ArtificialVision_FinalContest2020

This repository is created for the final contest of Artificial Vision subject at University of Salerno. The aim of this project is to design a DCNN (as regressor or classifier) for age estimation on VggFace2 dataset labeled with ages by MiviaLab.

Group Members

Salvatore Ventre
Vincenzo Russomanno
Giovanni Puzo
Vittorio Fina

Preparation of the dataset to give as input to DCNN

For dealing with Google Colab, we to use a special format to compat data, TFRecord.

In order to create this files, first of all you have to choose the datasets (training, validation and test sets) to be used for training and evaluate the model; our implementation (due to limits imposed by Colab's GPU usage) consists in using a subpart of the original training set of the dataset VggFace2 composed by at most 150 images per identity; afterwards, it's divided in 70% for training, 20% for validation and 10% for test. To choose the subpart from the entire dataset, we divide the age range of each identity of the dataset in 4 groups, randomly taken a fixed number of images for each group; this number is 30, except for the 3rd group in which we take 60 elements in order to respect the original data distribution and to avoid spike of samples of a particular age. If an identity has less than 150 images, it has taken entirely without age grouping for that identity; moreover if, after the age grouping, a group has less than 30 elements (40 for the 3rd group), it is taken entirely and the remaining images to reach the threshold of 150 are randomly chosen from the images of the other groups not already taken.

In order to reproduce our experiment, first of all you have to launch the script process_csv.py within its directory with the command

python3 process_csv.py

This script:

recovers the ages from the CSV file containing the annotations (which has to be placed here)
```
ages = read_csv(PATH_TO_CSV_FILE, test=test)
```
groups images into 4 age groups, according to the age range of the specific identity
```
grouped_ages, final_dict = group_ages(ages)
```
randomly takes the desired number of images from each group of each identity
```
final_dict = recover_identities(grouped_ages,final_dict)
```

split previous chosen images into training, test and validation set

splitted_dict_samples, splitted_dict_labels = train_test_val_split(ages, final_dict)

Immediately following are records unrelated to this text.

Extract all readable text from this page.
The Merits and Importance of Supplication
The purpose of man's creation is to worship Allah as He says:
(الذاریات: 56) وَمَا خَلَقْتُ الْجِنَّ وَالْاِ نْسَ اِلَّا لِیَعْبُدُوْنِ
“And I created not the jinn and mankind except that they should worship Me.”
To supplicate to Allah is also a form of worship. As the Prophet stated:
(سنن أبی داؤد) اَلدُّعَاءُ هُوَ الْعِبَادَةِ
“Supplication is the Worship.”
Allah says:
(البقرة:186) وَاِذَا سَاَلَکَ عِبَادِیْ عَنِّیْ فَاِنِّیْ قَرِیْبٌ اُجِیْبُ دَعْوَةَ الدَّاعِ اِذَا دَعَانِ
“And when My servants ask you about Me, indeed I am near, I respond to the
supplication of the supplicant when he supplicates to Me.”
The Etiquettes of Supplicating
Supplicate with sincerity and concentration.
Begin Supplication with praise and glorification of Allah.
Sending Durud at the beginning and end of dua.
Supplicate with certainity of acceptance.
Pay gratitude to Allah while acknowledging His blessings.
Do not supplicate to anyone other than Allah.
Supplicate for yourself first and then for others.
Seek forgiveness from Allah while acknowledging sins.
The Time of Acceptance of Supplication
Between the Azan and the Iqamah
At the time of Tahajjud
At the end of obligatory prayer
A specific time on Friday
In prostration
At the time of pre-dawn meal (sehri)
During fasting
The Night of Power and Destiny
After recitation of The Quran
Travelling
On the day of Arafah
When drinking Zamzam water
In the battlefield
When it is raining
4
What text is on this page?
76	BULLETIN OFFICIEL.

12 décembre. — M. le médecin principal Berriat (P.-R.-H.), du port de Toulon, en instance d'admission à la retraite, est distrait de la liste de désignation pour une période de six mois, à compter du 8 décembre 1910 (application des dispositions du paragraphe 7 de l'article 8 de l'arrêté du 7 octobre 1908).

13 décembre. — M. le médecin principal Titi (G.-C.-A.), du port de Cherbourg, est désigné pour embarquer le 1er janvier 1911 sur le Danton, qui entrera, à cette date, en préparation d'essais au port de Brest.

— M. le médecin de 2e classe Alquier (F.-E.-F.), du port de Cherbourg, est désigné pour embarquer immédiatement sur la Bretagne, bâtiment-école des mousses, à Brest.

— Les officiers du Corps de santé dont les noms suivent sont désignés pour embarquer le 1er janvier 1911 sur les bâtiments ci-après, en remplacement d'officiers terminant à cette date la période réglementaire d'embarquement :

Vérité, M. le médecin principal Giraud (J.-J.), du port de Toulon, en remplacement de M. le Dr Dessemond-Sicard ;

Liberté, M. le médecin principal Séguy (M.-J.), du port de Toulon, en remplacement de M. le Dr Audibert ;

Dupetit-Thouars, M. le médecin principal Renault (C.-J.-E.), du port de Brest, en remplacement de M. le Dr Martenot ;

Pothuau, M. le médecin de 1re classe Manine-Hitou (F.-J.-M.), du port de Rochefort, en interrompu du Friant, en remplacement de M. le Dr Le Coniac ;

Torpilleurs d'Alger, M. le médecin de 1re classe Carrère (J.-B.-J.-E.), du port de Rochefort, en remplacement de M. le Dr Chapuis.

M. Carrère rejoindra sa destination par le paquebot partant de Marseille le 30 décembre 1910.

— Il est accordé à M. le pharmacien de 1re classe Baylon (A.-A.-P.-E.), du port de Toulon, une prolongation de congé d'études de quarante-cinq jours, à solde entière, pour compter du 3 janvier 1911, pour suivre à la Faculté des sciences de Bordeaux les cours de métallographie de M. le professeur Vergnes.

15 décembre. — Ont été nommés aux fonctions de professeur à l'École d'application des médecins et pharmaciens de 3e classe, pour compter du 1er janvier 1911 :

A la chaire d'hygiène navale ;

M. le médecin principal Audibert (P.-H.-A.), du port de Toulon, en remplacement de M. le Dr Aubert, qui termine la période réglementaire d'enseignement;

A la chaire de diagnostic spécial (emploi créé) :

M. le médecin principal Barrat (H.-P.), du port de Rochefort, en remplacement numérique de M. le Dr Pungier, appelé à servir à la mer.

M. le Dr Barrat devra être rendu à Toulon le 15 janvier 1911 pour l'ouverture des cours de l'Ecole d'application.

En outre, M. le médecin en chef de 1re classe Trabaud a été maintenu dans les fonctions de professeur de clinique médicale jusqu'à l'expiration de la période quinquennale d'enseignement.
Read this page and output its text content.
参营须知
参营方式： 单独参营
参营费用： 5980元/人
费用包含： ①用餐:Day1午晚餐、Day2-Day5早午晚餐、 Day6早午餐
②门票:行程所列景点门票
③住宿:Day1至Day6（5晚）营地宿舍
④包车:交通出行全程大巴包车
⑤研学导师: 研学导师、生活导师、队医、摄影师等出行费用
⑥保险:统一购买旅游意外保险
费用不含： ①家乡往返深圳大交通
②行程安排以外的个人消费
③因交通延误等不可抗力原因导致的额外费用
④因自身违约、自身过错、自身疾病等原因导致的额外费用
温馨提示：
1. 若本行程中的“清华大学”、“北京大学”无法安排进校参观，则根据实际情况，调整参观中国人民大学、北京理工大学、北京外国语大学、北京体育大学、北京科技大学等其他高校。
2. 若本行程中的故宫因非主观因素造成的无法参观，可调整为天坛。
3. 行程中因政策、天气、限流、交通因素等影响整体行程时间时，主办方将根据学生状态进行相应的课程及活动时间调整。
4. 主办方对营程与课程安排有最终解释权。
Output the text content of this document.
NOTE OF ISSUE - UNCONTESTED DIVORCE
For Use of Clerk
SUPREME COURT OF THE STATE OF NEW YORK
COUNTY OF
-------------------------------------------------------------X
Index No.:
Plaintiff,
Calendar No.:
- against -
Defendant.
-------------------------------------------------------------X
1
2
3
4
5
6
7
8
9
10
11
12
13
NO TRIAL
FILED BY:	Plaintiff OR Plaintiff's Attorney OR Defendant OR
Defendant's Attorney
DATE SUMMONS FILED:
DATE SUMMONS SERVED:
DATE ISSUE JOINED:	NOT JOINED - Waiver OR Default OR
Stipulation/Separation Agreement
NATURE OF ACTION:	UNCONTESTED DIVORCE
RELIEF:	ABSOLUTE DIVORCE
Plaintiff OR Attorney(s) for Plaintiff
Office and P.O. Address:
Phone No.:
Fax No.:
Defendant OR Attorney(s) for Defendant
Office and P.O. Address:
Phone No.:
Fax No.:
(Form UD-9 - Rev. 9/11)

starting from the prevous splits (which works on images' path), recovers the corresponding images' files saving it to a specific folder
```
extract_jpgs(splitted_dict_samples, set_type)
```

At this point, you have the 3 needed sets and you can pass to the phase of face extraction, which can be done with the script get_bboxes_from_csv.py launched within its directory with

python3 get_bboxes_from_csv.py

It recovers faces bounding boxes informations from the CSV annotation file (to be placed here):

split = row[0].split(",")
path = split[2]
dir_path, file_path = path.split("/")[0], path.split("/")[1]
id_folder = os.path.join(PATH_TO_CROPPED_TS, dir_path)
x,y = int(split[4]), int(split[5])
# if top-left point of the bbox has a negative coordinate, set it to 0
# because it probably means that the face is outside the limits of the image
if x<0:
    x=0
if y<0:
    y=0
width = int(split[6])
height = int(split[7])

and then crop the face:

crop_img = img[y:y+height, x:x+width]
if crop_img.size!=0:
    cv.imwrite(os.path.join(PATH_TO_CROPPED_TS, path), crop_img)

For saving time, we use face annotations provided by MiviaLab which you can download here, although we foresee in our system a detector for doing face extraction. In particular we choose MTCNN detector whose implementation can be found here and can be installed with:

pip install mtcnn

Face extraction is done with the function extract_face placed in the script extract_face.py: this function recovers all faces present in the image

results = detector.detect_faces(img)

then finds the bounding box with the max area because we can have multiple faces in a singe image and in this way we ideally select only the one in close-up and finally crops the image with the information of the max area.

If no faces are detected or bounding box are too small (which probably means bad detection), the function return original image.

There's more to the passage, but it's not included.